Why not assume the risk of the entire pool of possible enrollees? Unless we add the young and employed to the current poll covered by the government, we are doomed to have higher spending on programs that bring in little revenue and have big outlays.
There is also the issue of fees charged by the medical industry. An endoscopic examination of the stomach or colon costs between $1,500 to $5,000 in the US but a mere $400 in Canada. Why? Because we have anesthesiologists on had for the entire procedure and pay fees of one-third to one-half of the entire bill in "facility fees" to same day surgery centers that perform these tests.
In Canada, most of these procedures are done in a doctor's office with a trained nurse and a doctor. There's no reason, and no regulation, that requires an anesthesiologist to oversee use of a twilight sleep drug used in endoscopic procedures. Most times, the anesthesiologist merely puts in the IV, starts the drug and leaves the room to dose the next patient. My gastroenterologist often does 30 to 50 of these procedures in a day, each at about $2,400 a pop (his cut is about one-third and the facility, in which he is a partner, gets another 40%.)
Another example of the ridiculous costs in the Us is the price of the latest treatment for Hepatitis C, priced at $20,000 or more in the US, but $2,500 in much of the rest of the world. Why the disparity in price? Because Big Pharma can get it.
I've heard "well in Canada you wait...they ration health care."
I actually was treated in Canada after an auto accident in the late 1980s. I waited about a week to be treated in a physical rehab facility rated one of the best in the world at a cost that was 40% less than similar treatment in the US.
But, if you get bypass surgery in Canada, and continue to smoke tobacco and fail to lose weight or change your diet, they sometimes refuse a second bypass surgery. You are held responsible for some of your lifestyle-related health problems. The right is always talking about personal responsibility. I'd think this would be right up their alley.
They ration by need, not by ability to pay. Health care is a need, not a commodity. People who use the system are not "health care consumers" we are sick or injured. they often don't have a choice of where to go who what doctor to see. The red herring of "choice" is a farce for anyone who has been carried into a hospital on a stretcher.

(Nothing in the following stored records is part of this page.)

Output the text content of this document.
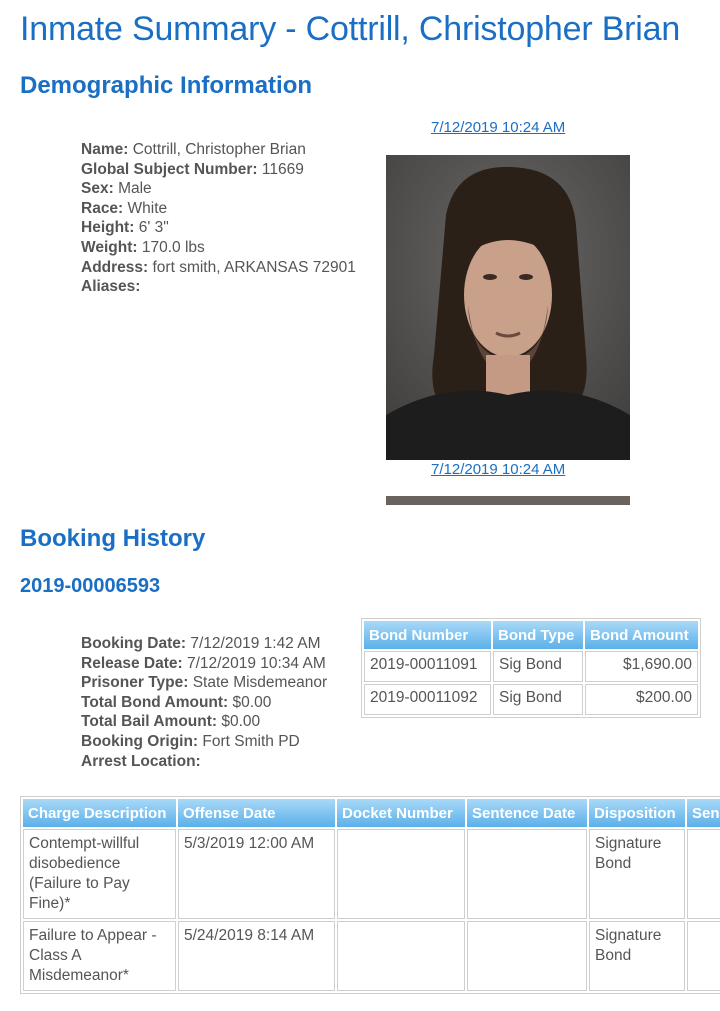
Inmate Summary - Cottrill, Christopher Brian
Demographic Information
Name: Cottrill, Christopher Brian
Global Subject Number: 11669
Sex: Male
Race: White
Height: 6' 3"
Weight: 170.0 lbs
Address: fort smith, ARKANSAS 72901
Aliases:
7/12/2019 10:24 AM
7/12/2019 10:24 AM
Booking History
2019-00006593
Booking Date: 7/12/2019 1:42 AM
Release Date: 7/12/2019 10:34 AM
Prisoner Type: State Misdemeanor
Total Bond Amount: $0.00
Total Bail Amount: $0.00
Booking Origin: Fort Smith PD
Arrest Location:
Bond Number	Bond Type	Bond Amount
2019-00011091	Sig Bond	$1,690.00
2019-00011092	Sig Bond	$200.00
Charge Description	Offense Date	Docket Number	Sentence Date	Disposition	Sen
Contempt-willful disobedience (Failure to Pay Fine)*	5/3/2019 12:00 AM			Signature Bond	
Failure to Appear - Class A Misdemeanor*	5/24/2019 8:14 AM			Signature Bond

I don't like going to the ER to get stitches and get a bill for $1,500 with the caveat that the price reflects the need to make up for unpaid medical bills left by others.
And I don't like the fact that half of all bankruptcies in the US are related to medical bills, including medical bills racked up by people with health insurance.
A single payer system is the only way to go. It's won't be easy-Vermont has been working on a single payer system for years and doesn't expect to implement until 2017. but if only states do it we'll not cut back on administrative costs but still be stuck with the patchwork of paperwork that takes 17 cents of every health care dollar.